Did you know that you can win 11 possible prizes for helping digital forensics examiners solve real-world challenges and develop new investigative tools, techniques, and methodologies? Today marks the last 35 days available to submit your solutions for the 2010 Department of Defense Cyber Crime Center (DC3) Digital Forensics Challenge.
The DC3 Digital Forensics Challenge encourages innovation from a broad range of individuals, teams, and institutions to provide technical solutions for computer forensic examiners in the lab as well as in the field. Approximately 25 different challenges ranging from basic forensics to advanced tool development are being provided to all participants.
The challenges are single based challenges and are designed to be unique and separate from one another. Each challenge level establishes the total number of points available per challenge assigned based on its difficulty toward a solution (known to unknown). This is based on the complexity of what a digital forensics examiner normally runs into and has to adjust for/extract/scrutinize in an analysis of those file types for examination problems.

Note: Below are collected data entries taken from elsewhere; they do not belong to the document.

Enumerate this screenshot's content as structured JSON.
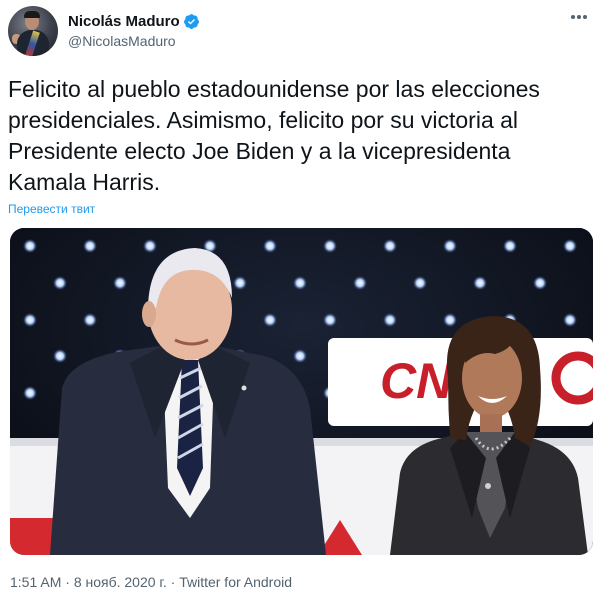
{
  "author": {
    "display_name": "Nicolás Maduro",
    "username": "@NicolasMaduro",
    "verified": true,
    "avatar_icon": "avatar-photo"
  },
  "tweet": {
    "text": "Felicito al pueblo estadounidense por las elecciones\npresidenciales. Asimismo, felicito por su victoria al\nPresidente electo Joe Biden y a la vicepresidenta\nKamala Harris.",
    "translate_label": "Перевести твит",
    "photo_sign_text": "CNN"
  },
  "meta": {
    "time": "1:51 AM",
    "date": "8 нояб. 2020 г.",
    "source": "Twitter for Android",
    "separator": " · "
  },
  "colors": {
    "link": "#1d9bf0",
    "verified": "#1d9bf0",
    "secondary_text": "#536471",
    "cnn_red": "#c8202a"
  },
  "icons": {
    "verified": "verified-badge-icon",
    "more": "more-options-icon"
  }
}
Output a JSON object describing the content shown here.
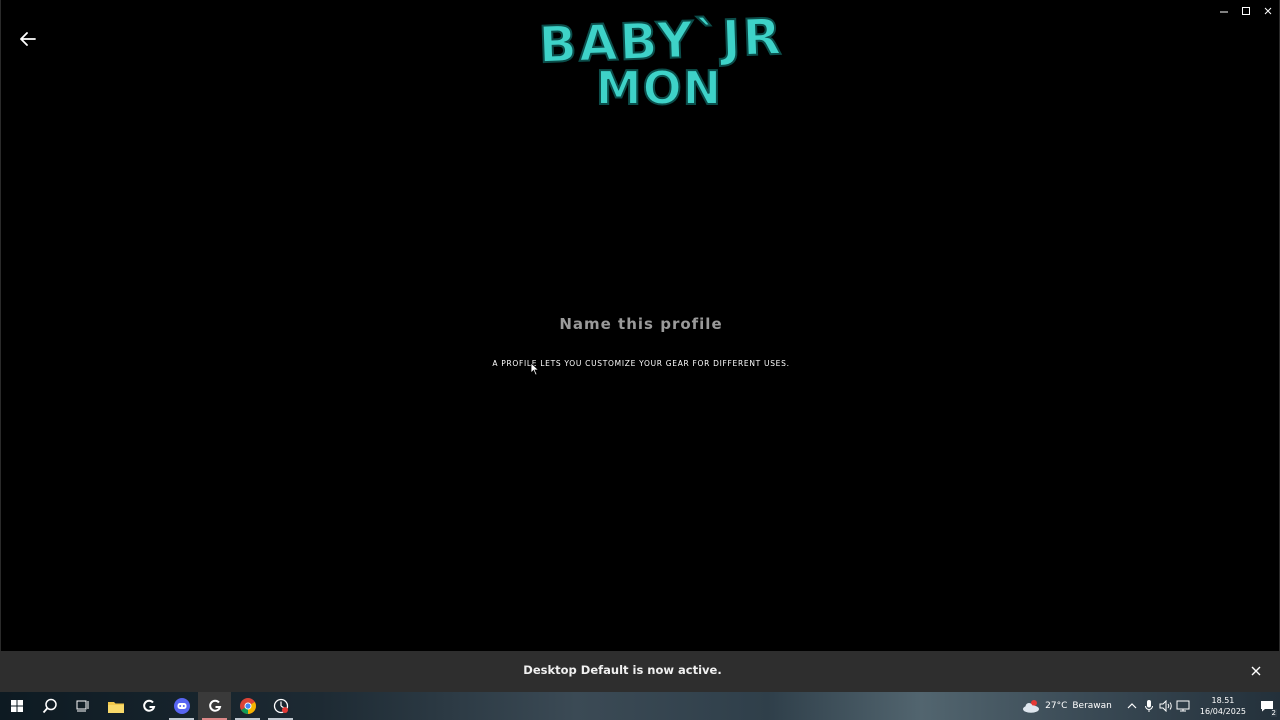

I recently had the opportunity to ask Jim Christy, DC3′s director of Future Exploration and creator of the Digital Forensics Challenge, a few key questions that will help you get to work on solving this year’s challenges.

Jim, why was this public cyber challenge created?
Due to the ever changing technology, we had real-world issues with some aspects of some of our forensic exams at our Defense Computer Forensics Lab (DCFL) and we didn’t have the research and development resources to address them. So we created a contest. And we received solutions that we didn’t previously have which helped solve real cases.